Gözyaşları içinde konuşma yapan oyuncu ve yazar Pelin Batu, "Ben buraya gelirken anneme yalan söyledim. Bunu söylerken gözlerim doluyor, çok üzülüyorum. Niye söyledim anneme; şiirlerimi başmak için fotokopiciye gideceğim dedim. Çünkü annem benim için korkuyor. Kızının hapse girmesinden korkuyor. Kızının sokakta vurulmasından korkuyor. Ben 'Hayır' diyorum. Çünkü bu kadar çok annenin korkmasından içim ağlıyor artık. Bugün haberleri izlerken de böyle ağladığım gibi ağlıyorum. Her gün çocuklar ölüyor hiçbir şey yapamıyoruz. Her gün arkadaşlarımız, hocalarım, gazeteci arkadaşlarım içeri giriyor, hiçbir şey yapamıyoruz. Sadece izleyiciyiz. Ben izleyici olmaktan bıktım. Gece yattığımda arkadaşlarım için ne yapabilirim diyorum, müthiş suçluluk duyuyorum ve hiçbir şey yapamıyorum. Kendi korktuğumdan değil, ben korkmuyorum; ama ben annem için korkuyorum. Çünkü annemin içi parçalanıyor kızının başına bir şey geleceği için. Dolayasıyla 'Hayır' diyorum; çünkü bu ülkeyi çok seviyorum, vicdanlı bir insanım" ifadesini kullandı.

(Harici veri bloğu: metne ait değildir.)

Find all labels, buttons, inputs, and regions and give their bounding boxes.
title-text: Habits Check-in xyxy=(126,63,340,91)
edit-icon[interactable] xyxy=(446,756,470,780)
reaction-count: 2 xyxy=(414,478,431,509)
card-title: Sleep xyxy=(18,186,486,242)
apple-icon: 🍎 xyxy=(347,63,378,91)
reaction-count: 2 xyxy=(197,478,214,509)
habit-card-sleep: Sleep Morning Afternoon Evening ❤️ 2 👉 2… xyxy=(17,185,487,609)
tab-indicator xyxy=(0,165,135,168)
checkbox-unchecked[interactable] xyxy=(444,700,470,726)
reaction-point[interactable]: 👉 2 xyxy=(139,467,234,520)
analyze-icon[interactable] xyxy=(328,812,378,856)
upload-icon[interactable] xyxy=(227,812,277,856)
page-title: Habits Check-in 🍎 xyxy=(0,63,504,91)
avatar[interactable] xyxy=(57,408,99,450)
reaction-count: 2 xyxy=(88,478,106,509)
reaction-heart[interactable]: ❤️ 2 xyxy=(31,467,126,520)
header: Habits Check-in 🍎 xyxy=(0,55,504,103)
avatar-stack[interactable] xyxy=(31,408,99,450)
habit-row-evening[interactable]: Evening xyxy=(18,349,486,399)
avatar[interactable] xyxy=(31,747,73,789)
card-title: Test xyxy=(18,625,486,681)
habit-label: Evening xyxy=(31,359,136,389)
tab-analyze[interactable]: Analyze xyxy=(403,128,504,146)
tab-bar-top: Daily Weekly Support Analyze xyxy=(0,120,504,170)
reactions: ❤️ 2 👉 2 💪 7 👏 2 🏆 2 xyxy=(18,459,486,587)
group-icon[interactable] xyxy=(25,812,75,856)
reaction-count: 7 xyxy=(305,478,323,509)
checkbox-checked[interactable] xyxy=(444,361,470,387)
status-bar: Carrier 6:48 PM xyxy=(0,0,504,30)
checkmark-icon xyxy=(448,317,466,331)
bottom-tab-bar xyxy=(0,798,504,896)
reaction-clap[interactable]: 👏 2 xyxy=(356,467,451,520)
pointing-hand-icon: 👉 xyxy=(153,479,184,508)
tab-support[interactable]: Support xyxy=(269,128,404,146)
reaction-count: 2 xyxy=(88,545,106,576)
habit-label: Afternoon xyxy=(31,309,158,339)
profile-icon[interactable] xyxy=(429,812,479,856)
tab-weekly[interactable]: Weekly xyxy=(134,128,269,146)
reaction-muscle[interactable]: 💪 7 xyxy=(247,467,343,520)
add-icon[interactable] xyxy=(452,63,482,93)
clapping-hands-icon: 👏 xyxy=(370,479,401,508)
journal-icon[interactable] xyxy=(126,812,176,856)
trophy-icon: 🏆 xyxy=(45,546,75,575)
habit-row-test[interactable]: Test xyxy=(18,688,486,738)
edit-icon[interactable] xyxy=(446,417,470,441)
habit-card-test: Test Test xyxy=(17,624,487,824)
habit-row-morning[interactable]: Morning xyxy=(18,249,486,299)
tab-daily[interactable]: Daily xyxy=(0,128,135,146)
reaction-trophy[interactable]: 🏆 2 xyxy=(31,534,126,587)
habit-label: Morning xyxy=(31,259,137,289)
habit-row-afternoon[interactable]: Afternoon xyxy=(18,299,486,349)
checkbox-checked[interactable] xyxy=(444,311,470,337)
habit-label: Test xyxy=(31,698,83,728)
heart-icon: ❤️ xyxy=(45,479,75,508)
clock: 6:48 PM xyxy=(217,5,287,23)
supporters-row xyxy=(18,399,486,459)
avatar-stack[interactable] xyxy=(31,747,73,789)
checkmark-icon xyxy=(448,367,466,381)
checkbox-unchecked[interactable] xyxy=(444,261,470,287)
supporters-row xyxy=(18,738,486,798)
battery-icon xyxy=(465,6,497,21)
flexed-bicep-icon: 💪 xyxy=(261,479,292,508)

"KAZANACAĞIMIZA İNANIYORUM"
Oyuncu Gülriz Sururi ise, "Benden önceki iki kuşağı hiç affetmeyeceğim. Bunlar politikacılar ve aydınlarımız. Yani 1945 yılında başlatılan bu projeye neredeyse hizmet ettiler diyebilirim. Bu kadar cahil bu kadar umarsız olmalarını kabul edemiyorum bir türlü. Nasıl göz yumduk. Özellikle İlhan Selçuk'un, Uğur Mumcu'nun, Aziz Nesin'in onca uyarısına rağmen bizler bir araya gelemedik. Uyanamadık. Üstümüze sanki bir ölü toprağı serpilmişti. Bugün tabi ki isyan ediyoruz. Ama ikinci defa kurtuluş savaşı gerçekleştireceğiz. Çok inanıyorum hayırların çoğalacağına ve kazanacağımıza. Yeter ki biz ondan sonra ittihatçılar gibi oturup da 'Peki şimdi ne yapacağız?' demeyelim" diye konuştu.